Safe learning in Tajikistan
For the students in the small village of Umarak, attending classes at the local school was a daily risk. The building was both unsuitable and outright dangerous. Mission East now made the school day safe with the opening of a brand new school.
The new school opened in December 2020, and the timing could not be better: January is the coldest month in Tajikistan with temperatures that can reach well below zero. The old school was uninsulated and therefore so cold that it was decidedly unsuitable for teaching.
“Before it was quite uncomfortable to teach in the old building due to winter harshness. But now, the newly constructed school is completely insulated,” says Shokirova Gulchehra, who teaches at Umarak School.
When the ground shakes
In addition to being poorly insulated, the old school building was also both dilapidated and not originally built to withstand earthquakes. With more than 200 earthquakes recorded in the past year, earthquakes are frequent occurrences in Tajikistan.

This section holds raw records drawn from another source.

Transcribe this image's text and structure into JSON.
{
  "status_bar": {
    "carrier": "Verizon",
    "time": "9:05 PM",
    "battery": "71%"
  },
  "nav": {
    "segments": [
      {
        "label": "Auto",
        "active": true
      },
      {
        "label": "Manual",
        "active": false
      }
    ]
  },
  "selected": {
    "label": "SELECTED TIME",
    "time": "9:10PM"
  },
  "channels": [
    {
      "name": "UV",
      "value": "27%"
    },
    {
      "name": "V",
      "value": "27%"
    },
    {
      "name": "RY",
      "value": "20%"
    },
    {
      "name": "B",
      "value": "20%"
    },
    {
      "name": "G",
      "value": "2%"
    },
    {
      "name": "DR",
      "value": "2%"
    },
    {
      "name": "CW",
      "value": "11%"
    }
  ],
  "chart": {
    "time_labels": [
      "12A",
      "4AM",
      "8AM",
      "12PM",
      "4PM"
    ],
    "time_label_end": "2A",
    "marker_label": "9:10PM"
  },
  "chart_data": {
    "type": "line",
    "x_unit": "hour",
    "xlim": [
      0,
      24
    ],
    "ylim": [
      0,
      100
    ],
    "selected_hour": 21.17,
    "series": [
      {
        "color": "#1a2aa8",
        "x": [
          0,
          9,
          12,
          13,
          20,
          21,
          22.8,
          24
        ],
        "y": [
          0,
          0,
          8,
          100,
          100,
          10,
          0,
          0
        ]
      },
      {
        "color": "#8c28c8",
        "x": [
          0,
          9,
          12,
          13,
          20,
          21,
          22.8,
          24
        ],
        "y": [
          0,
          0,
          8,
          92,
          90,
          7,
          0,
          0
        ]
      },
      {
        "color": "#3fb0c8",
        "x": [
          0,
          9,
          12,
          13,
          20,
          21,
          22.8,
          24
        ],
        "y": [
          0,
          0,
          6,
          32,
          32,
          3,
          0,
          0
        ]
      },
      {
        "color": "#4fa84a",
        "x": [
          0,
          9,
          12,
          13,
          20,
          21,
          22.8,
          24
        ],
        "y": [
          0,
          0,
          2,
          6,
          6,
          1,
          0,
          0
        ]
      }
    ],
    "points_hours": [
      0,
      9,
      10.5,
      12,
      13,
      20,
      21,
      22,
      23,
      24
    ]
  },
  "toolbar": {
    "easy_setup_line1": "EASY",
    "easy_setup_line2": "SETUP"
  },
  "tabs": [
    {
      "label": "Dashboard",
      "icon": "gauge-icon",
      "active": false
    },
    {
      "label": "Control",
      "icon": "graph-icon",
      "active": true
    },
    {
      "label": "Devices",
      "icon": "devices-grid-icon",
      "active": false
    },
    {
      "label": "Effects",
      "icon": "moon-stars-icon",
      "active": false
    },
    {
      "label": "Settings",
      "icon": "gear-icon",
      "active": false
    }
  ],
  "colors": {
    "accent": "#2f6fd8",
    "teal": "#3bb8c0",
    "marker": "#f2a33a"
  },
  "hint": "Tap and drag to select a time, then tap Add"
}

Solehzoda Sunhatullo, Head of Education Department in Darvoz district of Tajikistan, says: “The old school building was vulnerable to both weather and natural disasters such as earthquakes, heavy snowfall as well as fire. I was always worried about the safety of school children.”
However, local funds were not sufficient to repair the existing building, and local authorities requested Mission East for assistance.
A brand new school
Mission East chose to build a brand new building as it was estimated that the cost of repairing the existing building and making it earthquake-resistant would be higher.
After the land was made available by the authorities, work began in early 2020 and now, less than a year later, the school is open and the students at their desks.
The school is run by the local authorities like the other schools in the area and the school is constructed according to national standards taking all necessary measures into consideration.
“The new school building in Umarak village is disaster resilient and well-isolated. The learning environment has significantly improved,” says Solehzoda Sunhatullo.
As a teacher at the school, Shokirova Gulchehra is also very excited about her new workplace: “Teachers and students alike are happy to teach and learn in a comfortable environment without worrying about the weather harshness.”
Part of a larger programme
The school building is funded by the Grand Duchy of Luxembourg through the PATRIP Foundation. PATRIP works with trusted NGO partners to support border communities facing challenges of isolation, violence and poverty.